TAMPA — The building at 777 N Ashley Drive has been waiting for exactly this. • The 32-floor SkyPoint opened in 2007, 361 feet of high hopes. At the bottom were two glamorous restaurants, a sushi restaurant called Raw and a wine bar called Taps. The economy went south and the gastronomically ambitious Raw lost its way, only to be replaced eventually with an "eh" bistro and lounge called the Point. The space was gorgeous, its chief impediments a lack of light and, much worse, a lack of customers. Fast forward a couple years and downtown is booming, nearly every weekend in winter and spring Curtis Hixon and environs host festivals and events, downtown condos providing a built-in customer base even on non-festival evenings.
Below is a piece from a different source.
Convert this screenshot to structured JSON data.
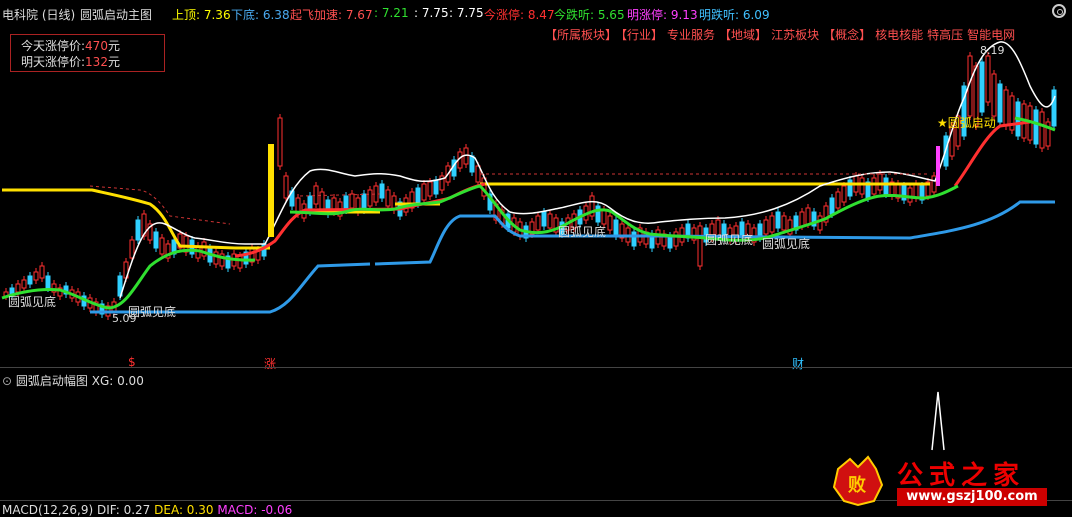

A small posse of seasoned restaurant pros jumped on the opportunity, unveiling Anise Global Gastrobar in the space at the beginning of March. Xuan Hurt, former co-owner of Bamboozle Cafe, anchors the team. Having left Bamboozle to work at Ciro's Speakeasy and Supper Club, she had an opportunity for up-close scrutiny of Ro Patel in action, a man credited by many with bringing craft cocktail culture to Tampa. She partnered with him on Anise, along with her husband Kevin Hurt, who boasts 20 years in the bar business, and Rafael Millan, the "wine guy."
Perhaps as crucial as the foursome's assembled talents was enlisting the design services of Jaime Rogers. She had tremendous bones to work with, including soaring ceilings and a long, glamorous bar. But it's been lightened and made more inviting, a wall of photos and Asian decorative prints providing dramatic statements, a central table of water, flowers and such providing a work station for the service staff as well as a real shot of homey warmth.
Anise is informed first and foremost by its bar program, its menu in support of the short-but-smart list of house cocktails (a rye drink with fresh raspberries and citrus, a hibiscus margarita, and a cocktail that's an homage to a drink served at Fred's in London in the 1980s, this one called the Kurrant Bramble, all $10). Libations of all kinds are taken seriously, from Fever Tree Tonic to Mexican Coke (sugar cane sweetened, not high-fructose corn syrup) and a feverishly globetrotting and inventive wine list.
And the food? It's Korean-ish, with a southeast Asian palette of flavors that's fairly hard to pin down. The Hurts have run the Stinky Bunz food truck for the past year or so, so pork belly buns with kimchee, or pillowy buns filled with beer-battered shrimp and green papaya slaw (all 2 for $8, 3 for $11) anchor the short menu. A brunch menu is being launched this week, with lunch to follow at the start of April. And the short dinner "sneak peek" menu will likely see some additions and shufflings as Anise gets in full swing.
What makes me hopeful about Anise's chances in the site of a couple false starts is the punchy dynamism of the short menu and a resolution to keep prices low. Many of the plates are under $10, from crispy red curry coconut wings with a cucumber mint yogurt dipping sauce ($8; and as Xuan explains, these are the "pterodactyl" wings that haven't had the drummette separated from the upper wing flat) to a classic green papaya salad with shrimp chips ($7), to which you can add a quartet of fat steamed shrimp for an extra $3.
There are a few items on the current menu that seem to muddy the message (a straightforward veggie panini and oysters Rockefeller), and I'd be interested to see if the deviled egg selection (four for $8) could be taken in a Korean/Asian-fusion direction. Korean cuisine is so underrepresented in the Tampa Bay area that it might have the power to dazzle diners a bit. Surely traditional Korean banchan (small side dishes, usually punchy and flavorful) could be parried by Ro Patel's sophisticated bar concoctions. Even if Anise takes a more middle-of-the-road Asian route, the newcomer seems poised to capture the attention of the increasingly busy downtown dining scene.